Per altro verso, si apprezza il moltiplicarsi di norme interne volte a razionalizzarne il sistema, sia per garantire una maggiore apertura alla concorrenza, sia, soprattutto, per ridurre il peso delle società pubbliche sulle finanze statali e imporre una “moralizzazione” della relativa governance. Questi due temi sono essenzialmente riferiti a società non quotate in mercati regolamentati, evidentemente ritenendosi che la pressione esercitata dalla dinamica competitiva e dal giudizio degli investitori sia sufficiente per garantire la posizione di mercato delle società quotate.
Nell’insieme, dal nostro recente diritto positivo sembra possibile cogliere spunti per la ricostruzione di un particolare modello di società a partecipazione statale capace di operare legittimamente nel mercato senza smentire gli scopi d’interesse generale dell’azionariato statale.
2. Società pubbliche e limite delle “finalità istituzionali”.

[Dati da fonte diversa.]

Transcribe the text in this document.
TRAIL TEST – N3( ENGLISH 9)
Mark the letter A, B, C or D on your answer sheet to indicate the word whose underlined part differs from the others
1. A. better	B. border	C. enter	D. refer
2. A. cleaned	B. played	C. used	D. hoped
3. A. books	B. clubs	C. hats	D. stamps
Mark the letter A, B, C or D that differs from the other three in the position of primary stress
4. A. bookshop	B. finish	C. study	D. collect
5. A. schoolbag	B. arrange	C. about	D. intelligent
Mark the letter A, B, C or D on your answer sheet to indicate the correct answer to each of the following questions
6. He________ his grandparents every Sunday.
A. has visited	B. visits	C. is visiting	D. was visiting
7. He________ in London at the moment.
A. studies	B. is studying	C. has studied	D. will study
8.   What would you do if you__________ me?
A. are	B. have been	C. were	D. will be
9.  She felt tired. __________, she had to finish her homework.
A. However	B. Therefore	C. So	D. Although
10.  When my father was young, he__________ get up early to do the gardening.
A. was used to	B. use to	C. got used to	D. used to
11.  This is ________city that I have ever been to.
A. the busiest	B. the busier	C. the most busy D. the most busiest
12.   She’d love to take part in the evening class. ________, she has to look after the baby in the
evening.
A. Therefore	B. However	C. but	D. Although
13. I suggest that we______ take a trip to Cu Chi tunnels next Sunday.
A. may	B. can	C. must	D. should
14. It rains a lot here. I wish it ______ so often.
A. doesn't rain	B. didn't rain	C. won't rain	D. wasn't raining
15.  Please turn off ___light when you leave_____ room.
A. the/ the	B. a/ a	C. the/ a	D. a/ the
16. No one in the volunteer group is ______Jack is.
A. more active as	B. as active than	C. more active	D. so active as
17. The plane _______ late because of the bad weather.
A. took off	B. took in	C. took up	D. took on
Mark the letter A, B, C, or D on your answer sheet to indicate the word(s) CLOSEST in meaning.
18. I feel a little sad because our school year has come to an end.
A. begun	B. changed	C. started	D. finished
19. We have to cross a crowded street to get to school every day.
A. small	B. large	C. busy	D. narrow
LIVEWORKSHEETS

Il pensiero corre, in prima battuta e da un primo punto di vista all’art. 3, co. 27 ss. della L. n. 244/2007 che ha posto severi limiti alla costituzione e al mantenimento di partecipazioni societarie, enunciando: «Al fine di tutelare la concorrenza e il mercato, le amministrazioni di cui all’articolo 1, comma 2, del decreto legislativo 30 marzo 2001, n. 165, non possono costituire società aventi per oggetto attività di produzione di beni e di servizi non strettamente necessarie per il perseguimento delle proprie finalità istituzionali, né assumere o mantenere direttamente partecipazioni, anche di minoranza, in tali società ([4]).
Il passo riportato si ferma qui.